The time has come after 17 years living underground for the Periodical Cicada or “17 Year Locusts” to emerge and start its long cycle of life over again. There are over 90 different species of cicadas worldwide but there are only 7 species of the Periodical Cicadas – three 17 year and four 13 year varieties, all of which are native to the Eastern U.S.
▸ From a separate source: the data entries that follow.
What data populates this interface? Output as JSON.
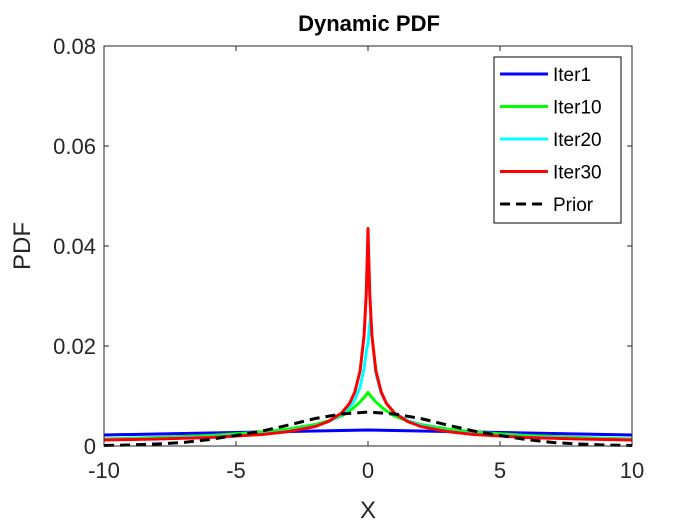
{
  "chart_data": {
    "type": "line",
    "title": "Dynamic PDF",
    "xlabel": "X",
    "ylabel": "PDF",
    "xlim": [
      -10,
      10
    ],
    "ylim": [
      0,
      0.08
    ],
    "xticks": [
      -10,
      -5,
      0,
      5,
      10
    ],
    "xtick_labels": [
      "-10",
      "-5",
      "0",
      "5",
      "10"
    ],
    "yticks": [
      0,
      0.02,
      0.04,
      0.06,
      0.08
    ],
    "ytick_labels": [
      "0",
      "0.02",
      "0.04",
      "0.06",
      "0.08"
    ],
    "grid": false,
    "legend_position": "top-right",
    "series": [
      {
        "name": "Iter1",
        "color": "#0000ff",
        "dash": "solid",
        "points": [
          [
            -10,
            0.0022
          ],
          [
            -8,
            0.0024
          ],
          [
            -6,
            0.0026
          ],
          [
            -4,
            0.0028
          ],
          [
            -2,
            0.003
          ],
          [
            -1,
            0.0031
          ],
          [
            0,
            0.0032
          ],
          [
            1,
            0.0031
          ],
          [
            2,
            0.003
          ],
          [
            4,
            0.0028
          ],
          [
            6,
            0.0026
          ],
          [
            8,
            0.0024
          ],
          [
            10,
            0.0022
          ]
        ]
      },
      {
        "name": "Iter10",
        "color": "#00ff00",
        "dash": "solid",
        "points": [
          [
            -10,
            0.0014
          ],
          [
            -8,
            0.0017
          ],
          [
            -6,
            0.0021
          ],
          [
            -4,
            0.0028
          ],
          [
            -3,
            0.0034
          ],
          [
            -2,
            0.0043
          ],
          [
            -1.5,
            0.005
          ],
          [
            -1,
            0.006
          ],
          [
            -0.6,
            0.0074
          ],
          [
            -0.3,
            0.0088
          ],
          [
            -0.1,
            0.01
          ],
          [
            0,
            0.0107
          ],
          [
            0.1,
            0.01
          ],
          [
            0.3,
            0.0088
          ],
          [
            0.6,
            0.0074
          ],
          [
            1,
            0.006
          ],
          [
            1.5,
            0.005
          ],
          [
            2,
            0.0043
          ],
          [
            3,
            0.0034
          ],
          [
            4,
            0.0028
          ],
          [
            6,
            0.0021
          ],
          [
            8,
            0.0017
          ],
          [
            10,
            0.0014
          ]
        ]
      },
      {
        "name": "Iter20",
        "color": "#00ffff",
        "dash": "solid",
        "points": [
          [
            -10,
            0.0013
          ],
          [
            -8,
            0.0015
          ],
          [
            -6,
            0.0018
          ],
          [
            -4,
            0.0024
          ],
          [
            -3,
            0.003
          ],
          [
            -2,
            0.004
          ],
          [
            -1.5,
            0.0049
          ],
          [
            -1,
            0.0063
          ],
          [
            -0.7,
            0.0077
          ],
          [
            -0.5,
            0.0092
          ],
          [
            -0.3,
            0.0118
          ],
          [
            -0.15,
            0.0155
          ],
          [
            -0.05,
            0.0195
          ],
          [
            0,
            0.0205
          ],
          [
            0.05,
            0.0235
          ],
          [
            0.1,
            0.026
          ],
          [
            0.15,
            0.022
          ],
          [
            0.3,
            0.0145
          ],
          [
            0.5,
            0.0105
          ],
          [
            0.7,
            0.0085
          ],
          [
            1,
            0.0066
          ],
          [
            1.5,
            0.0051
          ],
          [
            2,
            0.0041
          ],
          [
            3,
            0.003
          ],
          [
            4,
            0.0024
          ],
          [
            6,
            0.0018
          ],
          [
            8,
            0.0015
          ],
          [
            10,
            0.0013
          ]
        ]
      },
      {
        "name": "Iter30",
        "color": "#ff0000",
        "dash": "solid",
        "points": [
          [
            -10,
            0.0012
          ],
          [
            -8,
            0.0014
          ],
          [
            -6,
            0.0017
          ],
          [
            -4,
            0.0023
          ],
          [
            -3,
            0.0029
          ],
          [
            -2,
            0.0039
          ],
          [
            -1.5,
            0.0049
          ],
          [
            -1,
            0.0066
          ],
          [
            -0.7,
            0.0085
          ],
          [
            -0.5,
            0.0108
          ],
          [
            -0.3,
            0.015
          ],
          [
            -0.15,
            0.022
          ],
          [
            -0.07,
            0.03
          ],
          [
            -0.02,
            0.039
          ],
          [
            0,
            0.0435
          ],
          [
            0.02,
            0.039
          ],
          [
            0.07,
            0.03
          ],
          [
            0.15,
            0.022
          ],
          [
            0.3,
            0.015
          ],
          [
            0.5,
            0.0108
          ],
          [
            0.7,
            0.0085
          ],
          [
            1,
            0.0066
          ],
          [
            1.5,
            0.0049
          ],
          [
            2,
            0.0039
          ],
          [
            3,
            0.0029
          ],
          [
            4,
            0.0023
          ],
          [
            6,
            0.0017
          ],
          [
            8,
            0.0014
          ],
          [
            10,
            0.0012
          ]
        ]
      },
      {
        "name": "Prior",
        "color": "#000000",
        "dash": "dashed",
        "points": [
          [
            -10,
            0.0001
          ],
          [
            -9,
            0.0002
          ],
          [
            -8,
            0.0004
          ],
          [
            -7,
            0.0007
          ],
          [
            -6,
            0.0013
          ],
          [
            -5,
            0.0021
          ],
          [
            -4,
            0.003
          ],
          [
            -3,
            0.0042
          ],
          [
            -2,
            0.0055
          ],
          [
            -1,
            0.0064
          ],
          [
            0,
            0.0068
          ],
          [
            1,
            0.0064
          ],
          [
            2,
            0.0055
          ],
          [
            3,
            0.0042
          ],
          [
            4,
            0.003
          ],
          [
            5,
            0.0021
          ],
          [
            6,
            0.0013
          ],
          [
            7,
            0.0007
          ],
          [
            8,
            0.0004
          ],
          [
            9,
            0.0002
          ],
          [
            10,
            0.0001
          ]
        ]
      }
    ]
  }
}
Despite the name, cicadas are not really Locusts at all. Locusts are really grasshoppers that hatch out in large swarms. Cicadas belong to an order of insects called Homoptera or mainly – Leaf Hoppers. They may resemble a large hornet but they are harmless and do not sting. Each summer we see some of the Annual Cicadas hatch out and leave their exoskeletons hanging at base of a tree or another object. The Annual Cicadas are larger than the Periodical Cicadas and have green eyes and green veins along the wings. The smaller Periodical Cicada has red eyes and orange veins along the wings.
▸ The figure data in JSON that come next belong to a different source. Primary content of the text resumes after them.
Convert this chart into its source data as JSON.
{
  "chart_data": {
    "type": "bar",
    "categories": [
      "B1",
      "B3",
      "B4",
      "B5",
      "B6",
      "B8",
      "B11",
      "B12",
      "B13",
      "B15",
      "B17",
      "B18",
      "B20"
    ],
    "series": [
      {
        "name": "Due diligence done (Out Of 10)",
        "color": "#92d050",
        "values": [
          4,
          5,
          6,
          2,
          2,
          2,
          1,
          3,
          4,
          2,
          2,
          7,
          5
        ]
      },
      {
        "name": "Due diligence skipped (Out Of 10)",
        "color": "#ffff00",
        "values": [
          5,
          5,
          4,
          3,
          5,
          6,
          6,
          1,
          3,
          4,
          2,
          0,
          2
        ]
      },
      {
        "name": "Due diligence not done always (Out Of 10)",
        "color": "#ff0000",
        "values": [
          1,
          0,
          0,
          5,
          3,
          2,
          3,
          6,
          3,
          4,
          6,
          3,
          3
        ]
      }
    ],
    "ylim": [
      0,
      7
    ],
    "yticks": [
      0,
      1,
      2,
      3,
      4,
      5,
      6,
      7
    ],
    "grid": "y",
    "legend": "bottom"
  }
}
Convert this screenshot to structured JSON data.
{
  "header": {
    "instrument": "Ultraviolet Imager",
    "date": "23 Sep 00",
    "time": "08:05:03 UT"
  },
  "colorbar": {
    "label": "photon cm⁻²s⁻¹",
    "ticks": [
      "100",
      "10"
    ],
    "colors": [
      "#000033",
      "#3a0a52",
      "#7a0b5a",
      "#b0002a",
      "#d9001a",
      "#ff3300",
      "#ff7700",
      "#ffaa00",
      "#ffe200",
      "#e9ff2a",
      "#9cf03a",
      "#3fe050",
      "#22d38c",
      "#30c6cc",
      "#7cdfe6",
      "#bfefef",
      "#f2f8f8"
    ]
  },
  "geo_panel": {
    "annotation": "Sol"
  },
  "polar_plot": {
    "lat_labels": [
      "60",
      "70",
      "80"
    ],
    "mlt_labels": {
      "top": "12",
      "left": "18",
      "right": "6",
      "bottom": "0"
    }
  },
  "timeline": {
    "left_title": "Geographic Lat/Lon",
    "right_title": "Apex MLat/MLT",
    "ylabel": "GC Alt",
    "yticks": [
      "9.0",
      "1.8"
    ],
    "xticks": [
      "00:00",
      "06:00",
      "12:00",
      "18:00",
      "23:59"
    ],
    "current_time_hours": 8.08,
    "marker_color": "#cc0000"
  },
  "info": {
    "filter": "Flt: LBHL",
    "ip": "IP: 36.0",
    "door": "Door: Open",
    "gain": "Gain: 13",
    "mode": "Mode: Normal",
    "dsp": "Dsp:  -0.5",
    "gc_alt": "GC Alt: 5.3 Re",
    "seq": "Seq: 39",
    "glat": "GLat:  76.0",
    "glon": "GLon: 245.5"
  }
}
The Periodical Cicada is one of the longest living insects in the world. The female will use her egg laying ovipositor and cut a slit in the living twig of a hardwood tree and lay a few tiny eggs and move on to another laying up to 500 eggs or more. When the eggs hatch, the worms drop to ground and dig a hole at the base of the tree. They will live in a larval stage feeding off the sap from small roots for the next 17 or 13 years depending on the species and brood. A brood is a large swarm. There are 15 broods and Brood ll is now hatching in several parts of the Triad all the way up from the northern Piedmont through central Virginia, Maryland, and on up to Connecticut. Adults only live for about four weeks with males calling the females to mate and start all over. Males make the loud calling sound by vibrating tymbal membranes that are located between the thorax and abdomen. Its abdomen is mostly hollow and helps to amplify the sound. When hundreds of cicadas hatch in one area, the sound can be so loud that it’s hard to talk over it.
Take a good look and make a few pictures as the will not return again in this are until the spring of 2030.